Now, just for yuks, let’s look at another Colorado case, from 2008. It’s not quite apples to apples, because when Barbara Thomas plowed her one-ton ’86 Ford F-350 into a group of five cyclists, she left two of them for dead, and a wealth manager she most certainly was not.
Colorado Springs police said the 64-year-old Thomas had been shoplifting at a nearby grocery and smashed into another man’s car shortly before roaring out of the parking lot and toward the crash that would kill cyclists Jayson Kilroy, 28, and Edgar “E.J.” Juarez, 30.
Thomas was doped up on prescription morphine and barbiturates and driving without her required glasses. And this was not her first brush with the long arm of the law — her sheet included convictions for shoplifting, drinking in a vehicle, careless driving and minor traffic infractions. She also had an outstanding summons for a hit-and-run two months earlier.
When her case came up for disposition in June 2009, that courtroom was packed, too.
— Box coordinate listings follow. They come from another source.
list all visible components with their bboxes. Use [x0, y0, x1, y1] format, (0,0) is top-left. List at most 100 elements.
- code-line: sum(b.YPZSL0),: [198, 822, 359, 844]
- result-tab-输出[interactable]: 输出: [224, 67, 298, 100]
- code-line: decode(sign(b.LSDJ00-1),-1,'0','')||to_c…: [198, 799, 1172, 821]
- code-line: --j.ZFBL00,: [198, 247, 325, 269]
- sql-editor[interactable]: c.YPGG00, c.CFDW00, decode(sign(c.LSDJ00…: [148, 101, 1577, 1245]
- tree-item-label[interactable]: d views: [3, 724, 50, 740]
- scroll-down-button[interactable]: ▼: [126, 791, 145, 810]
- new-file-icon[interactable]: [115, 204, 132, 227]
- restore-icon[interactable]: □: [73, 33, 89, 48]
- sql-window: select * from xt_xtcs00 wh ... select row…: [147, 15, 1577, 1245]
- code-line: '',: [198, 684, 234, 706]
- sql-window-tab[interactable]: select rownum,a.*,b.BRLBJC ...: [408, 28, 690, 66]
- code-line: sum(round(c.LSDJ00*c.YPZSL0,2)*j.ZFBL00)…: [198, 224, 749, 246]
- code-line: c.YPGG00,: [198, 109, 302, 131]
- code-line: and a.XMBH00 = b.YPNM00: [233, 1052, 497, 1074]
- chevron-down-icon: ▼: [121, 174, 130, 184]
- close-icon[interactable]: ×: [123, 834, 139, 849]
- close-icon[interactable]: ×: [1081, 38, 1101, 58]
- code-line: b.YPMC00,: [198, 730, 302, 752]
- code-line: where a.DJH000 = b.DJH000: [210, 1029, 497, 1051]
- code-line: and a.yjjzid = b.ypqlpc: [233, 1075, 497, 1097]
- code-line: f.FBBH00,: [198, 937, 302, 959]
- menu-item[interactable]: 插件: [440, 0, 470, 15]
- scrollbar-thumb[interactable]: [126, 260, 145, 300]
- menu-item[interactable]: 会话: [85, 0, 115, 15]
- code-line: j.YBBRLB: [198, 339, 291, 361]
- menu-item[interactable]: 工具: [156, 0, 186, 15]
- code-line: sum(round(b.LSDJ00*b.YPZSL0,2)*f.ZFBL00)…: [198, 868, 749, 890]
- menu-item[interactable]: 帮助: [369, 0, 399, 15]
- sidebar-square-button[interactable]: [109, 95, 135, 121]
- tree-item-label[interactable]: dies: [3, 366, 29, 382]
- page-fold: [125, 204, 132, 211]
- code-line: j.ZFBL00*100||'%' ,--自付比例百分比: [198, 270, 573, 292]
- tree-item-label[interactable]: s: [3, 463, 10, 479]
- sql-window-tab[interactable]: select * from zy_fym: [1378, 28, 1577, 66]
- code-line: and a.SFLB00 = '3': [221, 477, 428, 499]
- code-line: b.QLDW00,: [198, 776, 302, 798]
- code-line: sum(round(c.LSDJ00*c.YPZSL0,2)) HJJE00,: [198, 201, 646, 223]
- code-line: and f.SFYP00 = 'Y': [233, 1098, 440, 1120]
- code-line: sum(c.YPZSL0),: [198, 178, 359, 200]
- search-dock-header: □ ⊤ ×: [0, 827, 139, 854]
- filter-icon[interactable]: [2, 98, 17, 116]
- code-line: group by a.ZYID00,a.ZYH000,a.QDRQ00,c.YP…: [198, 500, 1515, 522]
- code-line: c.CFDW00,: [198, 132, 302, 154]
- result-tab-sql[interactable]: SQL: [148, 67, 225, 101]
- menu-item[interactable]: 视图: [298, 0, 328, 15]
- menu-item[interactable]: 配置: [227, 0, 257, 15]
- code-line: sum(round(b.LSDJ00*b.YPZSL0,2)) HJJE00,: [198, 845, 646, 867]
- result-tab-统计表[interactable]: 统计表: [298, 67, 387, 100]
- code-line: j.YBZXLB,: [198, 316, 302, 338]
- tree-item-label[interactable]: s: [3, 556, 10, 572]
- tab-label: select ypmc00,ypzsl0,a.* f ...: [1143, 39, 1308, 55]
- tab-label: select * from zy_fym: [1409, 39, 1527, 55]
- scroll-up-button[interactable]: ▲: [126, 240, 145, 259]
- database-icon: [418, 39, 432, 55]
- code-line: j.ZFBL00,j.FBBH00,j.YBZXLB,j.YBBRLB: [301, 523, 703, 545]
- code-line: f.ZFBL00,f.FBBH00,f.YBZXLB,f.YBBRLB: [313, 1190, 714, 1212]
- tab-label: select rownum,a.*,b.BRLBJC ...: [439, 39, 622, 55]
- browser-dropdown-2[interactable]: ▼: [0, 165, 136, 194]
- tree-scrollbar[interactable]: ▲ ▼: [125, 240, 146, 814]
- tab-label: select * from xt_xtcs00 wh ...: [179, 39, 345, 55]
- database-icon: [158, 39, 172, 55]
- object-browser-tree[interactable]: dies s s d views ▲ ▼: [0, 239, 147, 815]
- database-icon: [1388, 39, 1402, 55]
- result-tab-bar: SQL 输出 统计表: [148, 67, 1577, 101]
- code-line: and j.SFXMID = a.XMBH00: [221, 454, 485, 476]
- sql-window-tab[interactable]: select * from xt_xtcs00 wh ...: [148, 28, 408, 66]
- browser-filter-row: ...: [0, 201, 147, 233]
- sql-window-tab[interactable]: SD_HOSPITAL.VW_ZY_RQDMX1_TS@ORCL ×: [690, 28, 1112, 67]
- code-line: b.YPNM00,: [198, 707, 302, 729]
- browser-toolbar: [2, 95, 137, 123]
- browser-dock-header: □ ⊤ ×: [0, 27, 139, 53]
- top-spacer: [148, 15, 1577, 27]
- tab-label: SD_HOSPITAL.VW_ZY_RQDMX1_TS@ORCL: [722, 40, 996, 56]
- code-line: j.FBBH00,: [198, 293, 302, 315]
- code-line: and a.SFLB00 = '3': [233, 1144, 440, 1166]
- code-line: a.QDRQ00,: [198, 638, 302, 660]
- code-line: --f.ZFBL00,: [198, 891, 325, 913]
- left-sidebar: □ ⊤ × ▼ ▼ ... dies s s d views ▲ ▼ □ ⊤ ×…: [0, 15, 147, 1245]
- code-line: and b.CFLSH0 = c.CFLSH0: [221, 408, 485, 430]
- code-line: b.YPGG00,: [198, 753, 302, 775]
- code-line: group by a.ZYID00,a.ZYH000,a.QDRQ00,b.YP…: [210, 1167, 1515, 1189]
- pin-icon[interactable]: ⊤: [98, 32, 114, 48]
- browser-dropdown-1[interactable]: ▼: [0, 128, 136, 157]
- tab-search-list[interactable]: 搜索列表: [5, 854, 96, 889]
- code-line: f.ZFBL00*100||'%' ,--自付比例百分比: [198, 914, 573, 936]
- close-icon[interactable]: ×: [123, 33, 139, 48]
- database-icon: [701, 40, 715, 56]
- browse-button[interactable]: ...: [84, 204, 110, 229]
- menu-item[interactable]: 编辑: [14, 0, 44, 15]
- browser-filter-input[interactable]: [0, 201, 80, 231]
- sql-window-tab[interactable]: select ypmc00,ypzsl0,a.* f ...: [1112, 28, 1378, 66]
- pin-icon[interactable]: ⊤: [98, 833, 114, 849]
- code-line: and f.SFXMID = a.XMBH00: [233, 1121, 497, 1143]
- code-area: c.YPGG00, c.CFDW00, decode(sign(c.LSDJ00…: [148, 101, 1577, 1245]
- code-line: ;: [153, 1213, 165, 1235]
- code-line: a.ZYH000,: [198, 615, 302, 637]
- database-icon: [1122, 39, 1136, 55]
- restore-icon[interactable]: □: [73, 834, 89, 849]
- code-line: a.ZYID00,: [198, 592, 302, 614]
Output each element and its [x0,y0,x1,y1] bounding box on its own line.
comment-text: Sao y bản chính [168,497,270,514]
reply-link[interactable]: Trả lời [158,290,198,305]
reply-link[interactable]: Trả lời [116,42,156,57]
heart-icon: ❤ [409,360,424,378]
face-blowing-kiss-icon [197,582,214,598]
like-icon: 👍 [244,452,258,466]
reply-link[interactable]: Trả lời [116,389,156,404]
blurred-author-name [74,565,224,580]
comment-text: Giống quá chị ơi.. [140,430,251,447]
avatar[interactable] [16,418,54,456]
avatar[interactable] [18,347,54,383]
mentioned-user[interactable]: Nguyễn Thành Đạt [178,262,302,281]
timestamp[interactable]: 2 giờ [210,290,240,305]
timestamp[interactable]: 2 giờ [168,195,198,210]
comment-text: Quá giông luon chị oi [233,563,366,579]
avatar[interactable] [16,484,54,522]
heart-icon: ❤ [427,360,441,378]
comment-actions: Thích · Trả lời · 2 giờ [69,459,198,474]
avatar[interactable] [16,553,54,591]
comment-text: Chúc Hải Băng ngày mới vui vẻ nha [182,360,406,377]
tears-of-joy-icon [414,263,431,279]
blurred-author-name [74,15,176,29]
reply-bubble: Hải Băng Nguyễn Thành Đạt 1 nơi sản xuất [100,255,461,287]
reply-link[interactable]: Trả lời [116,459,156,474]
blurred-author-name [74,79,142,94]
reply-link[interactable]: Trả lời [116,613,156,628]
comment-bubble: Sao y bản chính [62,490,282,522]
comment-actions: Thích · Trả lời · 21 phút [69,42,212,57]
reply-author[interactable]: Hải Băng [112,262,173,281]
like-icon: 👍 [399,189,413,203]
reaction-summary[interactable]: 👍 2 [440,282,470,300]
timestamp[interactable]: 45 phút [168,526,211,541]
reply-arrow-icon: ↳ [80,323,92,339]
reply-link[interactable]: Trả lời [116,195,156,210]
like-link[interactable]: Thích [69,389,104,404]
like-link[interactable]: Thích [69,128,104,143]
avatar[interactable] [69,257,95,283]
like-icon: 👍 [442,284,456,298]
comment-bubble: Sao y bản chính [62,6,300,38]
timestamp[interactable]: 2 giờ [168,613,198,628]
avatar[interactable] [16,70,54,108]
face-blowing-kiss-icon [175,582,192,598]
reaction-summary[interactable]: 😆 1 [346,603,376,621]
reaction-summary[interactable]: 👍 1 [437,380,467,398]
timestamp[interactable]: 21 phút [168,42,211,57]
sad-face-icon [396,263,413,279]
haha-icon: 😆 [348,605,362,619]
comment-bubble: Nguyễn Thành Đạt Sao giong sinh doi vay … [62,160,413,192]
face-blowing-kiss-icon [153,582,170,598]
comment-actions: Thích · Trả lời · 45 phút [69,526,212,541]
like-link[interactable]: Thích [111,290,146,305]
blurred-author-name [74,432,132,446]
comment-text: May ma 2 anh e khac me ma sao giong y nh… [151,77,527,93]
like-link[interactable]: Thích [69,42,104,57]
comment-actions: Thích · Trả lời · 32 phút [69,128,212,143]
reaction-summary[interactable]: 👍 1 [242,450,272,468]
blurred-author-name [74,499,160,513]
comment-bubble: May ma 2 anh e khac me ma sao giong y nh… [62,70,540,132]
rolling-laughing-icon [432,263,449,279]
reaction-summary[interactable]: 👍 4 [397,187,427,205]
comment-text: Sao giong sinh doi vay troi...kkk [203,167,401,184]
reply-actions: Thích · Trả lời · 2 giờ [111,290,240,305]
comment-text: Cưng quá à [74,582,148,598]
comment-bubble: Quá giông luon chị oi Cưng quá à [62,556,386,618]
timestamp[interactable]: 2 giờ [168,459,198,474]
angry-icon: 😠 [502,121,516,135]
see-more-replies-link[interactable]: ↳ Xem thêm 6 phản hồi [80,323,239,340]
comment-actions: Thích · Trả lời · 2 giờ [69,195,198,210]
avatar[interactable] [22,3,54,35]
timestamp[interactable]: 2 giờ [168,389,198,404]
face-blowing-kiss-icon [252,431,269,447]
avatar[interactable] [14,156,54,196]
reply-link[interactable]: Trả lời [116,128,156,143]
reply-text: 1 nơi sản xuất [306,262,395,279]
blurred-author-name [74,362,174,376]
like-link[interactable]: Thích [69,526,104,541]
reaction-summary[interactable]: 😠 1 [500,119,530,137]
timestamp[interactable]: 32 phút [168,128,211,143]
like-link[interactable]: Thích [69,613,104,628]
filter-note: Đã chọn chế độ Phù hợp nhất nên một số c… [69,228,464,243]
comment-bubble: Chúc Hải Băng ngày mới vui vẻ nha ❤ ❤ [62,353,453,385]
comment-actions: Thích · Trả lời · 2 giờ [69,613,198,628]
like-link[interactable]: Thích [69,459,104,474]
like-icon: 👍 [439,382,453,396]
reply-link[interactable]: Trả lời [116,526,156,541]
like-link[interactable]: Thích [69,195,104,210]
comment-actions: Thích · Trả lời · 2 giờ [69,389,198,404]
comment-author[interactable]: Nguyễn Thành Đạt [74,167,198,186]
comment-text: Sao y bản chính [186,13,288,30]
And like our wealth manager Erzinger, Thomas also scored herself a plea bargain.
Her deal was a sentence of three years in the Denver Women’s Correctional Facility.
In whipping a trey on the elderly woman in the wheelchair, who held an oxygen tank in her lap, District Judge Gilbert A. Martinez spake thusly: “If this defendant could make restitution, it wouldn’t be such a difficult case. You can’t make restitution for death.”
There’s that pesky word again — restitution. Not a bit about “if you can’t do the time, don’t do the crime.” Nope, it’s more like, “Will that be cash or charge? Ooh, a philosopher’s stone! ‘Don’t leave home without it,’ hey? Right, off you go.”
We can take a couple lessons from these cases. First, it’s clearly not true, as many a cyclist has thought, that if you want to get away with killing someone, wait until they get on a bike and then run them over with your car. This goes especially for half-blind, dope-addled shoplifters (Ms. Thomas was denied parole this past summer).
Second, even if you just knock your cyclist into the hospital, a pair of deep pockets can certainly make the difference as to where you bunk down for the foreseeable future. Ain’t no 400-thread-count Egyptian cotton sheets in the graybar hotel, podnuh. And when it comes to restitution, well, a guy who manages a billion smacks worth of other people’s money can take a pretty solid licking and keep right on ticking.
Remember your Plutarch. In his “Lives,” writing of the Athenian statesman Solon, Plutarch said the philosopher Anacharsis “laughed at him for imagining the dishonesty and covetousness of his countrymen could be restrained by written laws, which were like spiders’ webs, and would catch, it is true, the weak and poor, but easily be broken by the mighty and rich.”
But hey, who knows? There may be a silver lining lurking somewhere in these bleak judicial clouds. Given the dire state of our economy, the resurgence of the Republican right and the predilection of rich folks for smashing up things and creatures and retreating back into their money, I expect that before much longer we’ll see legislation permitting wayward wealthies like Erzinger to hire down-and-outers to serve their sentences for them, much as their spiritual ancestors in both North and South employed the less fortunate to serve in their stead during the Civil War.
Such an arrangement will be the fairest of stimulus packages. It will leave the rich free to continue being rich while giving the plebes three hots and a cot.
And the refrain will be not, “Brother, can you spare a dime?” but rather, “Brother, can you serve my time?”